Петровский вернулся через час, застав Таню так же неподвижно сидящей на одном месте. Лицо ее было таким белым, что он тут же налил ей стакан воды.
— Вам плохо? Что-то случилось? Вы попали в беду?
— Нет, — Таня вскинула на него удивленные глаза, — со мной все хорошо. Я по другому вопросу... Мне очень трудно начать.
— Ну, хорошо, давайте я начну. Как вы жили все это время? — Доктор сел напротив, не сводя с Тани внимательных глаз. Она отметила, что он постарел, осунулся, волосы и борода стали совсем белыми, но в чертах его лица по-прежнему было благородство, а в глазах — доброта. — Так чем вы занимались?
— Разным, — улыбнулась Таня. — Я была воровкой.
— Я догадывался об этом, — кивнул доктор, — все думал, что не надо было отпускать вас, когда вы пришли ко мне за снотворным. Вы ведь использовали его для воровства, да?
— Да, — кивнула она. — А еще я возглавляла банду и сама была в банде Японца. Потом открыла лавку на Привозе. И наконец встретила свою любовь, а затем умудрилась все потерять.
— Это не страшно, — вздохнул доктор, — вы еще очень молоды. Ничего нельзя потерять безвозвратно. Жизнь всегда дает второй шанс.
— Я пришла не по этому поводу... — запнулась Таня, а потом без обиняков выпалила: — Скажите, доктор, вы знали мою бабушку Наталью Алмазову раньше, до пожара? Вы были знакомы с ней до того, как она...
— Да, знал, — прервал ее доктор Петровский и нахмурился: — зачем это вам?
— Тогда, может... — запнулась Таня. — Вы знаете, откуда у бабушки появилась я? Ведь я была ей не родная, правда?
— Не родная по крови, — уточнил доктор Петровский, все так же хмурясь, — зачем теперь ворошить прошлое? К чему это вам, Таня?
— Я хочу найти свою семью. Я хочу узнать, кто мои родители. Я хочу понять, кто я и откуда, и почему никто никогда не пытался меня найти, — на одном дыхании выпалила она, чувствуя, как с плеч ее скатывается огромная тяжесть, и грудь расправляется, и становится легче дышать.
Доктор Петровский встал и тщательно запер дверь на замок. Таня не поверила своим глазам, когда он повернул в замке ключ.
— Я ждал этого разговора, — он снова сел напротив Тани, и лицо его стало невероятно серьезным. — Я все время ждал, когда вы ко мне придете. Рано или поздно.
— Почему? — почти шепотом спросила она.
— Наталья Алмазова предупреждала меня об этом — перед смертью. И даже попросила рассказать правду... Беда в том, что я не так много могу вам рассказать...
— Откуда я появилась у бабушки? — снова выпалила Таня, выстреливая слова, как очереди из пулемета.

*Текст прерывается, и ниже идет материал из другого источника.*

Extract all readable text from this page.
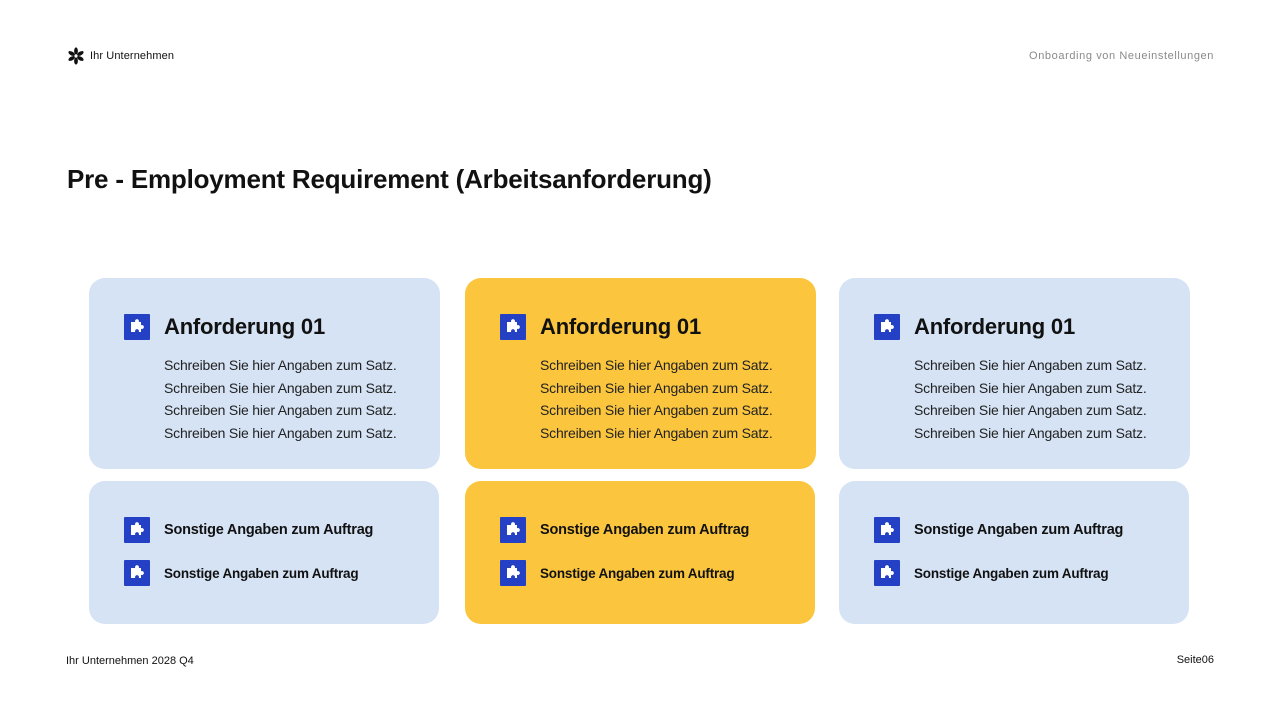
Ihr Unternehmen	Onboarding von Neueinstellungen
Pre - Employment Requirement (Arbeitsanforderung)
Anforderung 01
Schreiben Sie hier Angaben zum Satz.
Schreiben Sie hier Angaben zum Satz.
Schreiben Sie hier Angaben zum Satz.
Schreiben Sie hier Angaben zum Satz.
Anforderung 01
Schreiben Sie hier Angaben zum Satz.
Schreiben Sie hier Angaben zum Satz.
Schreiben Sie hier Angaben zum Satz.
Schreiben Sie hier Angaben zum Satz.
Anforderung 01
Schreiben Sie hier Angaben zum Satz.
Schreiben Sie hier Angaben zum Satz.
Schreiben Sie hier Angaben zum Satz.
Schreiben Sie hier Angaben zum Satz.
Sonstige Angaben zum Auftrag
Sonstige Angaben zum Auftrag
Sonstige Angaben zum Auftrag
Sonstige Angaben zum Auftrag
Sonstige Angaben zum Auftrag
Sonstige Angaben zum Auftrag
Ihr Unternehmen 2028 Q4	Seite06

— Отсюда, из Еврейской больницы... — улыбнулся доктор Петровский, — а отдал вас бабушке я.
— Вы? — Глаза Тани полезли на лоб.
— И совершил этим уголовное преступление — подлог документов. Впрочем, я не жалею ни о чем.
— Пожалуйста, доктор, — Таня молитвенно сложила руки на груди, — пожалуйста, расскажите мне все, что знаете!

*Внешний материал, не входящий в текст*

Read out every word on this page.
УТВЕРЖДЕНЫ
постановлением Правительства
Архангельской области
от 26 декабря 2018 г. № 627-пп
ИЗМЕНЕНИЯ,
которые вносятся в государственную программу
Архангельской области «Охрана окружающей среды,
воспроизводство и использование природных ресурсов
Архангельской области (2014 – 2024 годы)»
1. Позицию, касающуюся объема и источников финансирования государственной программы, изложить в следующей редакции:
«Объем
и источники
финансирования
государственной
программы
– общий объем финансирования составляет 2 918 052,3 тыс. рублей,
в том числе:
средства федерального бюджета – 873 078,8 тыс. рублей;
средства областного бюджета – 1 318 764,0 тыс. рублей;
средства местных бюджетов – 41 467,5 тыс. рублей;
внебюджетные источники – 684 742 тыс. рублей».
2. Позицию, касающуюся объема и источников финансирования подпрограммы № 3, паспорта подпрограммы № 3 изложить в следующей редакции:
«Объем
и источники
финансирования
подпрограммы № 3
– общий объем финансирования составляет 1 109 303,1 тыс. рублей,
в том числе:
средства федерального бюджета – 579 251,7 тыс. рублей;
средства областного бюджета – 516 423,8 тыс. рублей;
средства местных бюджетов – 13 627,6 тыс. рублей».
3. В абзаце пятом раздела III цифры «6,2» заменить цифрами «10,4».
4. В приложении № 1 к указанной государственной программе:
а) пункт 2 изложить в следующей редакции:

— Я знаю не так много... — Петровский печально покачал головой и начал свой рассказ.
В тот год мануфактурная мастерская купца Аристида Сарзаки получила крупный заказ на изготовление постельного белья, полотенец и перевязочных материалов для Еврейской больницы, щедро оплачиваемый ее попечителями — высокими чиновниками города. Для уточнения деталей заказа и количества необходимых комплектов в больницу пришла швея, возглавлявшая мастерскую.
Это была высокая, статная и очень красивая дама в дорогом, элегантном, модном наряде. Она подъехала в роскошном экипаже, в ушах ее сверкали бриллианты. Злые языки поговаривали, что эта дама была любовницей Аристида Саркази, но в любом случае, он доверял ей во всем и она была его правой рукой. Даму звали Наталья Алмазова.